Mahmut Sadık’ın demek istediği şu:

“Abbasî, Emevî, başka İslâm memleketlerinde ve Osmanlı hilafetinde zulüm ve düşmanlıkta çok ileriye gitmişler, her türlü ahlâksızlığa sebep olmuşlar, Müslümanların kesinlikle uygun görmeyeceği haksızlığa, fesada meydan verdikleri, fitne kopardıkları, halkı ezdikleri, kul hakkını ayak altına aldıkları, devlet malını yağmaladıkları hâlde despotluklarına karşı bir hareket, ihtiras ve menfaatlerine dokunacak bir itiraz, bir şikâyet gördükleri gibi saf-dil ve cahil ahalinin dinî hislerini tahrik ve bu mukaddes hissi âdeta bir oyun görerek dinî hükümler hilâfındaki günahları ve zulümleri bizzat kabul ve icra eylemiş olduklarını örtmeye çalışarak böylelikle baskıya çare aramışlardır. Bu yolda nice kanlar dökülmesine sebep olmuşlardır.”

***

31 Mart yaklaşıyor. Mahallî seçimde başarılı çıkarsak, 31 Mart’ın da intikamını, “hilafet” için adımlar atarak almış oluruz, diyebilirler. Yine “kelime-i tevhîd”i, Mahmut Sadık’ın yazdığı gibi, âlet edebilirler.

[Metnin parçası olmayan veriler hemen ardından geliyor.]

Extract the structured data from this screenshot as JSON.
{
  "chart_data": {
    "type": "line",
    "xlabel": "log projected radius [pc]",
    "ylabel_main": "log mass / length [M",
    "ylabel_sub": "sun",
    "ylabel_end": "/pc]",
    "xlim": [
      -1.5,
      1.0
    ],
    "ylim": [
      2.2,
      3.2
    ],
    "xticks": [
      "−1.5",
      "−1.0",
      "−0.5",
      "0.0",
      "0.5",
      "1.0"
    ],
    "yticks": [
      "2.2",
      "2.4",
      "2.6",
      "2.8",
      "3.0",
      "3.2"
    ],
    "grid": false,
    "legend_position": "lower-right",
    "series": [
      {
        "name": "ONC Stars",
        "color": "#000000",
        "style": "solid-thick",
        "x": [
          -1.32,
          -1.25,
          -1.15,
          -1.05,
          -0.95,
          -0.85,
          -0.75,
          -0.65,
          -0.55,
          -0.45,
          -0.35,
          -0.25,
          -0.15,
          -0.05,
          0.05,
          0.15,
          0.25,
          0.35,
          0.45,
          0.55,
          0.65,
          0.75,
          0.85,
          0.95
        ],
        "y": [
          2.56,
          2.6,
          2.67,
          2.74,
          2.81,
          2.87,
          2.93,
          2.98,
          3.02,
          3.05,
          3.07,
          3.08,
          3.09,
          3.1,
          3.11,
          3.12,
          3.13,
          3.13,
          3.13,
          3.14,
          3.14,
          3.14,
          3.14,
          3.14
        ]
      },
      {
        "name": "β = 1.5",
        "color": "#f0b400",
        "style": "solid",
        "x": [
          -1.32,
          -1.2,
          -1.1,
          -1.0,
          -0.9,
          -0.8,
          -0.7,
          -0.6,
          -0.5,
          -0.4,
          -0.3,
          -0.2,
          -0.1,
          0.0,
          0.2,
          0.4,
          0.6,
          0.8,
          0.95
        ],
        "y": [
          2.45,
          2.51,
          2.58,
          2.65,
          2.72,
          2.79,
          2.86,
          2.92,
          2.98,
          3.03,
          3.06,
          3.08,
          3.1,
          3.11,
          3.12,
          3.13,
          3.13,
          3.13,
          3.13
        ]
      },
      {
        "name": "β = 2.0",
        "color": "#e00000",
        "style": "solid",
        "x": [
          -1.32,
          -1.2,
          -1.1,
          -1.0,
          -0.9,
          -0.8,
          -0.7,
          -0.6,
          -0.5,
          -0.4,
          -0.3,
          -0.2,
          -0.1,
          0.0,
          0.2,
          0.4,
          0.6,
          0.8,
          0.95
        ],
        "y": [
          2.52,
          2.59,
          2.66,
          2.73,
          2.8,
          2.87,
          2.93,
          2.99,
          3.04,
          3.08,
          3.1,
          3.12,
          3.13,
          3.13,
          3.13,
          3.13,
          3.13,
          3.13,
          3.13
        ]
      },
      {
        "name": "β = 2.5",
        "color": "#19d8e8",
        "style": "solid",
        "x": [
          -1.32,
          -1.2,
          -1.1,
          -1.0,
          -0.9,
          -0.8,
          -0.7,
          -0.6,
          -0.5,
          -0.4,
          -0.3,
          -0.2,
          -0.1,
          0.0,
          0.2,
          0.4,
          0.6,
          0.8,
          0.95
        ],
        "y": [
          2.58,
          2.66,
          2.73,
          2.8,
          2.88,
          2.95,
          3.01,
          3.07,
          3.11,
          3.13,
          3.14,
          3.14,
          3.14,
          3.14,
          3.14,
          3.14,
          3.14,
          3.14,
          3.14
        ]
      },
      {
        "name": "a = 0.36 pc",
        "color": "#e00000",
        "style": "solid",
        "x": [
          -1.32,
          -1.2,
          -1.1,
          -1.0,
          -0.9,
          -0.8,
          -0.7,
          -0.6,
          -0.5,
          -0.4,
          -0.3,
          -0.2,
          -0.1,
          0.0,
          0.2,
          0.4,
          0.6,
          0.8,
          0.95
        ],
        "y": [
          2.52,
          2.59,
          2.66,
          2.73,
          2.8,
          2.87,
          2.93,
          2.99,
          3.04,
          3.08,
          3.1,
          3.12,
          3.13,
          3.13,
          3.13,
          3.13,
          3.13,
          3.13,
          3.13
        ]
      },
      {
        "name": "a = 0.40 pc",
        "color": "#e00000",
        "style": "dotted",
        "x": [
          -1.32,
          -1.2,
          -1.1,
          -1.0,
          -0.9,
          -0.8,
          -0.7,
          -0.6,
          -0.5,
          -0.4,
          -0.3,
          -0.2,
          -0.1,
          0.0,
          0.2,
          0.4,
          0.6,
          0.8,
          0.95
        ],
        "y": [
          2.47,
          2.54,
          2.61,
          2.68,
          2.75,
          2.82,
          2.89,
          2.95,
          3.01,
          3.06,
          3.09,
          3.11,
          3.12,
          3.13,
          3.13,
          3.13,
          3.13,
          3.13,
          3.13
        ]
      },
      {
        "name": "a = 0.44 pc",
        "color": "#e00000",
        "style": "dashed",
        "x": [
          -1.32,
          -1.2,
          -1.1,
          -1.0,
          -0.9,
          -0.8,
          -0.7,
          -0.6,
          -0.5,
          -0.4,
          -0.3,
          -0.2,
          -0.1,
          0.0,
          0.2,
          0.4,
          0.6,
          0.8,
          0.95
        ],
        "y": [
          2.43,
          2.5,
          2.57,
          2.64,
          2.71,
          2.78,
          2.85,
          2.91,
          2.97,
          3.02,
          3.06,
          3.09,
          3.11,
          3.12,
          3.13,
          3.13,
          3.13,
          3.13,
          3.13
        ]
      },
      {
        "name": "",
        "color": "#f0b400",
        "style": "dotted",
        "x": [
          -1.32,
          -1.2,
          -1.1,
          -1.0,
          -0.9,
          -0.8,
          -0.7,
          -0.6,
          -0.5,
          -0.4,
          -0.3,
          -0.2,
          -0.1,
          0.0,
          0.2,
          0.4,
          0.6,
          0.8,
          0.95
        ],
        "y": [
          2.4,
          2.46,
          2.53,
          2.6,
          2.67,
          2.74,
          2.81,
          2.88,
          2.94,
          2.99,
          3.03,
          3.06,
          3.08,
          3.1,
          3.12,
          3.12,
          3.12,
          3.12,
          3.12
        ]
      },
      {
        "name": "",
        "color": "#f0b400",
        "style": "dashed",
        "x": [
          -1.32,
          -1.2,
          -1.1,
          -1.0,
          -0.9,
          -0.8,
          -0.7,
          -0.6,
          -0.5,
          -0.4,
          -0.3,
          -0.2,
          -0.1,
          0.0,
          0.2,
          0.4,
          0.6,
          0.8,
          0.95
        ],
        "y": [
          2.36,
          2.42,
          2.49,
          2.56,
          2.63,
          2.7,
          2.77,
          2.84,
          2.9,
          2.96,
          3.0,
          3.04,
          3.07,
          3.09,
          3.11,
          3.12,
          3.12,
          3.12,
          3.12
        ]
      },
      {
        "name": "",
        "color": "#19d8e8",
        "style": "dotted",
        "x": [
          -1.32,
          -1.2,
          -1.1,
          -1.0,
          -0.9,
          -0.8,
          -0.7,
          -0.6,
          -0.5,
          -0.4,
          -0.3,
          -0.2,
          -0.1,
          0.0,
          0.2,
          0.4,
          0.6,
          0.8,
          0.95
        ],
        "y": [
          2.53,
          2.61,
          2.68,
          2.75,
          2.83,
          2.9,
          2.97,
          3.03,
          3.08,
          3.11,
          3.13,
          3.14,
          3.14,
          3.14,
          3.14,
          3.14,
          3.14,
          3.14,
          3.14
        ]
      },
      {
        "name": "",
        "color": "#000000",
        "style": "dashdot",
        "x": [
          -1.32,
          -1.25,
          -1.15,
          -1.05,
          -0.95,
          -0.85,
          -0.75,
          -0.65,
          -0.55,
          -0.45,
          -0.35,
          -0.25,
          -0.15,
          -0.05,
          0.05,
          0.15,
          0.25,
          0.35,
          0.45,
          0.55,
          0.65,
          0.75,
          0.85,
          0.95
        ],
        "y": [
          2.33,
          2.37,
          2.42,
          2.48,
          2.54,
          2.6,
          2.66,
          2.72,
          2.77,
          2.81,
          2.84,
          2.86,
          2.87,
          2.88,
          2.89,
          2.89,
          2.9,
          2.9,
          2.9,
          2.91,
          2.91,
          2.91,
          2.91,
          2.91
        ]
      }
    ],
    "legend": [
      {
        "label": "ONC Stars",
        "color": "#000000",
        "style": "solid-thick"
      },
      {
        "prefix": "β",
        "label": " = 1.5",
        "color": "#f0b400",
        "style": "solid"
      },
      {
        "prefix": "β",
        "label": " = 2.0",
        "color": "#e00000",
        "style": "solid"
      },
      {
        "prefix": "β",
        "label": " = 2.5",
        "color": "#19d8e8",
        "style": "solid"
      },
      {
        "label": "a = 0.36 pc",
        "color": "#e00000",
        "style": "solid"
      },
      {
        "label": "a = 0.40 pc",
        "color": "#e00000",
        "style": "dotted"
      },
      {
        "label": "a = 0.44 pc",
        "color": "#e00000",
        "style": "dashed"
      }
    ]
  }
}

Yakın tarihte “31 Mart Vak‘ası malûm. “Din” eksenli ayaklanma çıkmış, Selanik’ten gelen Hareket Ordusu bu isyanı bastırmıştı. Hareket Ordusu’nun kurmay başkanı da Enver Bey’di. (Tarihin cilvesi... Hareket Ordusu’nun kurmay başkanı Mustafa Kemal Bey’di. Enver Bey, ordu İstanbul’a yaklaştığında Berlin’den gelip Mustafa Kemal’in elinden kurmay başkanlığını aldı. Bu yüzden araları hiç iyi değildi.)

Enver Bey’in Kafkaslar’a gönderdiği ordunun adının “İslâm Ordusu” olduğunu hatırlatırım. Son ana kadar da İslâm birliği için çalışmıştı. (İslâm İhtilâl Cemiyetleri İttihadı’nı, kurmuş Livâ el-İslâm, dergisine destek vermişti.) Bunlara sonra gireriz.

Mahmud Sadık’ın, Padişah/Halife Abdülhamit’in de sonunu getiren, o zamanki deyişle “31 Mart Ayaklanması”yla ilgi son cümleleri:

“İşte sahâif-i tarih! İşte İstanbul’daki son sahne! Mahiyet bir. İstibdat, son bir hareket-i ric‘iyeyi tecrübe için en mukaddes hissiyâtı tehyîc eylemekten, galeyâna getirmekten, zulüm ve i‘tisâfı tel‘în eden dinî fesat ve fitneye, tervîc-i âmâl-i istib­dâdiyeye ve istihsâl-i menâfi-i şahsiyyeye âlet etmekten çekinmez, -birkaç asırlık tarihten kaç misal istenilirse gösterilebilir- yine çekinmemiştir.” (Mahmud Sadık, “Din ve İstibdâd”, Resimli Kitap, C. II, S. 7, Nisan 1325 [Nisan 1909])

Tekrar tekrar söylüyorum... Halifelik İslâmın rüknü değildir!